I GOT A JOB IN THE PUBLIC SCHOOLS!!!!
Can you believe it?? After months of crying and whining and stressing and crying...yeah, there was twice as much crying... the call finally came that I've been waiting for.
It's not a teaching position - but it's a foot in the door, it's a chance to be working with kids K-4th grade every day, and it's working in an elementary that I wanted to work in - because I got to meet a lot of the staff and the administration over the summer, and I LOVED THEM!!
I am going to be a Title 1 instructor.
It's a grant funded position in which I will work with teachers to pull kiddos that need a little extra help. It will be small groups, individual work, and large group instruction. I couldn't be more happy - well, unless I had my own classroom.... but I'm not even going there.
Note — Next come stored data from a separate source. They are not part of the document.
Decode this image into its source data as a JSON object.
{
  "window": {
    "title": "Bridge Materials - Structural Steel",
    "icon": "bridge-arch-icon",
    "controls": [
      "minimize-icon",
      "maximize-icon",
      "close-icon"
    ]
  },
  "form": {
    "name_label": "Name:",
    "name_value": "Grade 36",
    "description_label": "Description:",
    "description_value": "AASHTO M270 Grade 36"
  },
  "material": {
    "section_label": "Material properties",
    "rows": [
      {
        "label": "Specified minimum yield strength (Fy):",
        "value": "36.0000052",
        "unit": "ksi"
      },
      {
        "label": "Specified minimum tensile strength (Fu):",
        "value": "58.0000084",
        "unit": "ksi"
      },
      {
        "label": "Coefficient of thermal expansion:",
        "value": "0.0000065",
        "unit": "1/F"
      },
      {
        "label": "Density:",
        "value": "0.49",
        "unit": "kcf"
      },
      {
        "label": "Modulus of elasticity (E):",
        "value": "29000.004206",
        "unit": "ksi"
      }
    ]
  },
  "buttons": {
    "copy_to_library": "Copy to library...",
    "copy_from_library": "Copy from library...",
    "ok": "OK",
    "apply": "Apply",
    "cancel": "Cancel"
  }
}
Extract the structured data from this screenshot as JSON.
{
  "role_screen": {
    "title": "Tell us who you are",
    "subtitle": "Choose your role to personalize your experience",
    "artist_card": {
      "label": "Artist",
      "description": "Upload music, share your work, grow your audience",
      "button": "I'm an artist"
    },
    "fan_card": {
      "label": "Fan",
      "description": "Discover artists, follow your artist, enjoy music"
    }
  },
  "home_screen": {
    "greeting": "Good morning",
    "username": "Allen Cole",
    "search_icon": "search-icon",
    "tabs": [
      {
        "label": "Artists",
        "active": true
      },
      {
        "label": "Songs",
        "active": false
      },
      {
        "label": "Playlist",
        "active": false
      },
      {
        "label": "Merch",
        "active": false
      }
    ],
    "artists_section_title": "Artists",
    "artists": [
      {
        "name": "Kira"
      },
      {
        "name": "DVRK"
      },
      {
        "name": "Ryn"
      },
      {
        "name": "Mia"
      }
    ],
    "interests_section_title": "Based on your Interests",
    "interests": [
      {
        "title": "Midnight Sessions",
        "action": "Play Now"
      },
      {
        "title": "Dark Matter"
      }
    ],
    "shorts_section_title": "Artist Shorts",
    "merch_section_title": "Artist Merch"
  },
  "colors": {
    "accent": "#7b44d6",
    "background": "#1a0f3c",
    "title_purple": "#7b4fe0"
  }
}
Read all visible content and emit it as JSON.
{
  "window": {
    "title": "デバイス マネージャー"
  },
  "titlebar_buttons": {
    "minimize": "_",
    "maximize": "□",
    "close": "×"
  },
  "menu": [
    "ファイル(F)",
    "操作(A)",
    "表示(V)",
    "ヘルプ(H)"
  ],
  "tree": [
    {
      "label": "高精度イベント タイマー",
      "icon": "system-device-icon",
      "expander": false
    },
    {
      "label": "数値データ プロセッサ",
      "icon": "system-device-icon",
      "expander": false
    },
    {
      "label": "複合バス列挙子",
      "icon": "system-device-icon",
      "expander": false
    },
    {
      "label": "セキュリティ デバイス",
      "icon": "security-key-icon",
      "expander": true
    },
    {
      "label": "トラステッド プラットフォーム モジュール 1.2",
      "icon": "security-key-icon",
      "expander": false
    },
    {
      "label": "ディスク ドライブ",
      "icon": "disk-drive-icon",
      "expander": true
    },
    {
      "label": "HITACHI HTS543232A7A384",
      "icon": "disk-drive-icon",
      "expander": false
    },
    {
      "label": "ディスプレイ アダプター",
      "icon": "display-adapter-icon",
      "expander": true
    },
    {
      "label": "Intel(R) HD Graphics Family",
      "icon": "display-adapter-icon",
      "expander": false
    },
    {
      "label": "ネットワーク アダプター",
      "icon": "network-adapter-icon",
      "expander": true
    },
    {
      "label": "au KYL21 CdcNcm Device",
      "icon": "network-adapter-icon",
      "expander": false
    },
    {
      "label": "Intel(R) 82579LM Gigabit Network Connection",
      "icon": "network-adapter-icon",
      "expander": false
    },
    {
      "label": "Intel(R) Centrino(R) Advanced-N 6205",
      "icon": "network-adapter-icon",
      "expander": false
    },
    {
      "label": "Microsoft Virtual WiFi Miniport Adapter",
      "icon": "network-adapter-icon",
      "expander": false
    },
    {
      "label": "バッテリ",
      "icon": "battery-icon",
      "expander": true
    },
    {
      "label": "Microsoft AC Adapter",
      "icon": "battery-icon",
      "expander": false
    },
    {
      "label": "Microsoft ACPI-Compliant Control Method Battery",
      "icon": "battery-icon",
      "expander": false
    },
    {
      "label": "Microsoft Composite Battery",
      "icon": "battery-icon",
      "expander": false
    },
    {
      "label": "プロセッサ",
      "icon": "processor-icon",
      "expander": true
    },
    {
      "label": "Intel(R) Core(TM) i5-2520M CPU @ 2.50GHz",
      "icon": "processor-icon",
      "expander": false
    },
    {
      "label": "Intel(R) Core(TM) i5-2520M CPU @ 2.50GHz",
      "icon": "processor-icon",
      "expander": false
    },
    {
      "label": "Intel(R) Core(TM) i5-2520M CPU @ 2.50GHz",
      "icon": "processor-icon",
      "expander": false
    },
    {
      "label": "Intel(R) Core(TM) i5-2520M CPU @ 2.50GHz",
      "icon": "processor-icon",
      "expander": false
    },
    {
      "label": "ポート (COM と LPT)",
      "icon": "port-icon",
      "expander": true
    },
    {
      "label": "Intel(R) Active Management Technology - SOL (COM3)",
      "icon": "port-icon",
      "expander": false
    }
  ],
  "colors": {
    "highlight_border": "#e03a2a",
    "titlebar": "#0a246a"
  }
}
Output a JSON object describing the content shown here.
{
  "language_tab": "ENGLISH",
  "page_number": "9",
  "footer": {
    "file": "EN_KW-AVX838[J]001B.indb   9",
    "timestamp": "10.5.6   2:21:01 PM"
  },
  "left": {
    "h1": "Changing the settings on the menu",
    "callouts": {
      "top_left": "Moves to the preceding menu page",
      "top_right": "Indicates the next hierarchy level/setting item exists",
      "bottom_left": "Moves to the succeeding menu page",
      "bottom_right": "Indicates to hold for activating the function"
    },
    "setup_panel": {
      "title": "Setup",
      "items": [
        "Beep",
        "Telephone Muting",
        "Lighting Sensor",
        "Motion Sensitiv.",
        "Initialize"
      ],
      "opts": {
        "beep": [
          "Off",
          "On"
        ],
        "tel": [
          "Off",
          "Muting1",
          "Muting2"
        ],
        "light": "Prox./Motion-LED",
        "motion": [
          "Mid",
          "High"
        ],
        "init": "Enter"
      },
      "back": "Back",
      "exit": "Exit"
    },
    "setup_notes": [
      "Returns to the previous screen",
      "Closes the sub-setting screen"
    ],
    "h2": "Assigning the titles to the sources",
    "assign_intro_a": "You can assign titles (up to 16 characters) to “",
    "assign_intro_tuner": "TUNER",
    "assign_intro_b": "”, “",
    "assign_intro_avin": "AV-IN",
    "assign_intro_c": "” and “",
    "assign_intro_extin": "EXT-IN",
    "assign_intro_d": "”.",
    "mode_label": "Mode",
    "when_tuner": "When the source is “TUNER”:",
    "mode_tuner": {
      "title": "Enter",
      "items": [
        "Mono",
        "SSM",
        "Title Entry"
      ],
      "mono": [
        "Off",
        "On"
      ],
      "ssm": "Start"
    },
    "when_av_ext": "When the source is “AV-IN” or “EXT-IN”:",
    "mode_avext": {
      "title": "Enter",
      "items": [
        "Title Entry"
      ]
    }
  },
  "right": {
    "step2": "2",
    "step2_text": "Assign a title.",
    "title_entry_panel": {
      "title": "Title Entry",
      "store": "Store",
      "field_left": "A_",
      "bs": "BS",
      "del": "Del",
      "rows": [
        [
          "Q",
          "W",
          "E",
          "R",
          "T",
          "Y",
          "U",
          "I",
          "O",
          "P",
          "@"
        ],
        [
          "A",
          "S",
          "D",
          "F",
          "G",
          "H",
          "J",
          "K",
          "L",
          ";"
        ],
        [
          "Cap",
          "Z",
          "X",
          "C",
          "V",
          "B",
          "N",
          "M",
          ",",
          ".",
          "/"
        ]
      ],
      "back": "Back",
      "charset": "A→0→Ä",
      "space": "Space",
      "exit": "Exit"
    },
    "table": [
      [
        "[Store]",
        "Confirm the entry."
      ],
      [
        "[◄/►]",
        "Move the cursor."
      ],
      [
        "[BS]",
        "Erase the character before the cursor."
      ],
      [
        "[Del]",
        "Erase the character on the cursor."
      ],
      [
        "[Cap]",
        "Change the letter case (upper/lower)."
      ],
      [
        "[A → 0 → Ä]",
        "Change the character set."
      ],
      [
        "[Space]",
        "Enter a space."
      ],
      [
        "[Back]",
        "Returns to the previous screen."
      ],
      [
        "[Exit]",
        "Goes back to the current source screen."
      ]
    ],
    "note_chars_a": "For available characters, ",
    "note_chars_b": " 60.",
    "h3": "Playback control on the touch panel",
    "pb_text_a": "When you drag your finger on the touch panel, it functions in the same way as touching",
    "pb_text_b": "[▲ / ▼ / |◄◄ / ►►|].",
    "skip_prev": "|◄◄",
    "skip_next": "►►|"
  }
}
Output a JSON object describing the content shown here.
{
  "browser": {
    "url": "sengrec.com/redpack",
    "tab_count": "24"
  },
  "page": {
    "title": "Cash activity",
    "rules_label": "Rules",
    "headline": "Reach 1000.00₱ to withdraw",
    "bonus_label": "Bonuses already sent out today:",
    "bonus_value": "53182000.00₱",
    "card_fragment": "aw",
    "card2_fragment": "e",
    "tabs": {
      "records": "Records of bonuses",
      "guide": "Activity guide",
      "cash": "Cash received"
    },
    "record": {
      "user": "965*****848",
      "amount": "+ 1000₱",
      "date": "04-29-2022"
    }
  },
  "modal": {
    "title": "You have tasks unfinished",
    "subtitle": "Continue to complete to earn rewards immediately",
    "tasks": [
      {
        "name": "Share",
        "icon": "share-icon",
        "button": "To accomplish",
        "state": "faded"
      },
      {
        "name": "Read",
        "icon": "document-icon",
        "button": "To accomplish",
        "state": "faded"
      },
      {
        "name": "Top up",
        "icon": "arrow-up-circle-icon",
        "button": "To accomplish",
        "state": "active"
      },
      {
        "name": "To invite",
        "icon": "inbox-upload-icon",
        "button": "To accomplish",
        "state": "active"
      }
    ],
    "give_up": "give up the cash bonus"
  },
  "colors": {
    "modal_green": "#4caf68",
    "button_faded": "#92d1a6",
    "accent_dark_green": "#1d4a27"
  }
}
I met with the head of Human Resources this morning, and he gave me a long talk about how important it is for the school district to place teachers in teaching positions, and even though I wasn't being hired for a classroom teaching position - they would help me as much as possible to make that dream come true. He openly expressed how I should look at the position as a foot in the door, and not to worry if I want to continue looking for a classroom job - and that I would hopefully find it right there in their school district.
I feel like I have truly been blessed with an amazing opportunity.
But, I bet you're all wondering about Head Start, right?
Well, let me say right now - I'd have rather had someone pull my fingernails off my fingers with a pair of tweezers than have to deliver news like that again.
The drive from the school to the Head Start was both one of my longest and shortest drives of my life. The tight knot of boiling guilt that was raging inside of me had me on the verge of tears.
Even though Head Start was not my dream job, I can't say that I didn't really enjoy getting to know a great group of people....and I'm really going to miss them. Even though I only got to work with them for a short time, I felt like the biggest jack ass having to tell them the news.
Especially my assistant. That broke my heart. I cried. Even though it's only been two weeks, I really felt a connection with her - and know that I would have loved working with her. It made it worse that she was so supportive.... I felt like an even bigger jerk.
At the end of the day, I just have to remember my goals....and even though I feel terrible for letting them down, I had to consider what was best for myself. Thinking about myself is something I'm not used to - so it's no wonder the whole decision rested heavy on my heart.
So, there you have it... my big, huge, monstrous news!!